Third, when a boy in class said something mean about women who 'cry for attention,' Jaxon stood up and said, "She's not making noise for you." He sat down. My face burned. People turned. A few clapped softly.
Those moments were small. They were not a storm. They were seeds.
"Don't rush anything," Isabel said. "Let him show you who he is."
"Let him show," Jaxon said, half-laughing. "I'll show."
"Then show me a ramen tomorrow," I said.
"Deal," he answered.
The sky was soft the next morning, the kind of gray that promised sun. We walked to the ramen shop and the steam curled like a small victory. I tasted my food and felt a warmth that had nothing to do with the broth. It had to do with being seen and choosing to be brave.
I put down my chopsticks and smiled.
"Thank you," I said.
"You don't need to thank me," Jaxon said. "You didn't get a crown stolen. You took back your crown and placed it where it belongs."

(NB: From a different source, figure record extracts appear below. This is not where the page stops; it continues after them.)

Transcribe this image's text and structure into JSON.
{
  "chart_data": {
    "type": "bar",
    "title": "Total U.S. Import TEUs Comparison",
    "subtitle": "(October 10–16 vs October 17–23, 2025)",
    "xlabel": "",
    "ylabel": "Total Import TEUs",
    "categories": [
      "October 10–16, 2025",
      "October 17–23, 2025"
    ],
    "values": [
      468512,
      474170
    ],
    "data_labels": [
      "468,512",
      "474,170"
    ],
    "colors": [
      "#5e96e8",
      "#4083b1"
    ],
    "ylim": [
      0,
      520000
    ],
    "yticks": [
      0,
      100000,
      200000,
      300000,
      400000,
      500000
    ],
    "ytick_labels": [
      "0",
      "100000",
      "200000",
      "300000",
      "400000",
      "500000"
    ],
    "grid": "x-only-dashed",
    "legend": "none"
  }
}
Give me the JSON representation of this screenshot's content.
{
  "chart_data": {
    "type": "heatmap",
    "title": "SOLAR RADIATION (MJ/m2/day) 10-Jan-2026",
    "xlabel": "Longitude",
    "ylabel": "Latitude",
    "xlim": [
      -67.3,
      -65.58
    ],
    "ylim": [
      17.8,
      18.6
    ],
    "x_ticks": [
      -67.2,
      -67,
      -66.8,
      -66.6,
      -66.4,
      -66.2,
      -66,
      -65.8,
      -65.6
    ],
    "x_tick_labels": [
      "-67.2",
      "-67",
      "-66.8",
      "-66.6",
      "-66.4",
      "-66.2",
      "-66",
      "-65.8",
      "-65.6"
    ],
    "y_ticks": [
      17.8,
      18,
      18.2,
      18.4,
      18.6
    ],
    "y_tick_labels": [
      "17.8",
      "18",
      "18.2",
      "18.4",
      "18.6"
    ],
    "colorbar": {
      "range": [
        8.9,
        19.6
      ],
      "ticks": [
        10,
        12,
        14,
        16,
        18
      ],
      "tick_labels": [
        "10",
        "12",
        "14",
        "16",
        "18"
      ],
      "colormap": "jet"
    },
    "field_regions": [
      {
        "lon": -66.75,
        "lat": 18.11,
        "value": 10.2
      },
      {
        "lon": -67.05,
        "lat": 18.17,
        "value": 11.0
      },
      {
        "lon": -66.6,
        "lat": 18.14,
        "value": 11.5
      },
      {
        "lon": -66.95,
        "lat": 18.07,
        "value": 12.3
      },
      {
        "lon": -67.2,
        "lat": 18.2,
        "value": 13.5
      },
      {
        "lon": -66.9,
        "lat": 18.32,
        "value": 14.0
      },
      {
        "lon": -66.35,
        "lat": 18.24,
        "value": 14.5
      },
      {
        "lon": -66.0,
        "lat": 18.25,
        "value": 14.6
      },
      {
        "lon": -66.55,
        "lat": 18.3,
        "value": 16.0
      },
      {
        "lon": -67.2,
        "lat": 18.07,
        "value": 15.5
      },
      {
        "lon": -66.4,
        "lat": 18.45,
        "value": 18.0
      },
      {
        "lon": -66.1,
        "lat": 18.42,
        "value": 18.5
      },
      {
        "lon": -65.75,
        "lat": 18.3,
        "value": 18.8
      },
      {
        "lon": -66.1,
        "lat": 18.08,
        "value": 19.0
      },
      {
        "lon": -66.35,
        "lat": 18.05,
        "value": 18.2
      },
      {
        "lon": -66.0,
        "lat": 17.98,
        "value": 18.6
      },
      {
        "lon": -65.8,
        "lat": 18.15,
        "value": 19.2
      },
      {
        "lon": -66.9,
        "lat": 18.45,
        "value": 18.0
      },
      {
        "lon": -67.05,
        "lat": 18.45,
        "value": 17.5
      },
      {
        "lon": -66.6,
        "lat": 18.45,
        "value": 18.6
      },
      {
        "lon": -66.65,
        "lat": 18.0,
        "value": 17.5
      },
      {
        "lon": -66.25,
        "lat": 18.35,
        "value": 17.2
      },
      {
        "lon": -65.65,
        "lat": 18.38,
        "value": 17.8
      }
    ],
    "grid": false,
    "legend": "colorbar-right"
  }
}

"I like that," I said. "It sounds like something Kehlani would say but better."
He laughed. "She liked crowns too."
"Not anymore," I said. "Not for her."
We ate, and the city felt a little kinder. I had lost a boy and found my voice. I had taken back the night that belonged to me, with witnesses, with friends, and with one man who listened.
Later, when people told the story, they'd point to the livestream as the turning point, to the montage as the blow that toppled a small empire of cruelty. But for me, the end would always be the ramen shop—the steam, the taste, and the soft look Jaxon gave me over the bowl.
"Sky's clearing," he said, glancing out the window.
"Yes," I said, and watched a shaft of sun split the clouds. "Sky's clearing."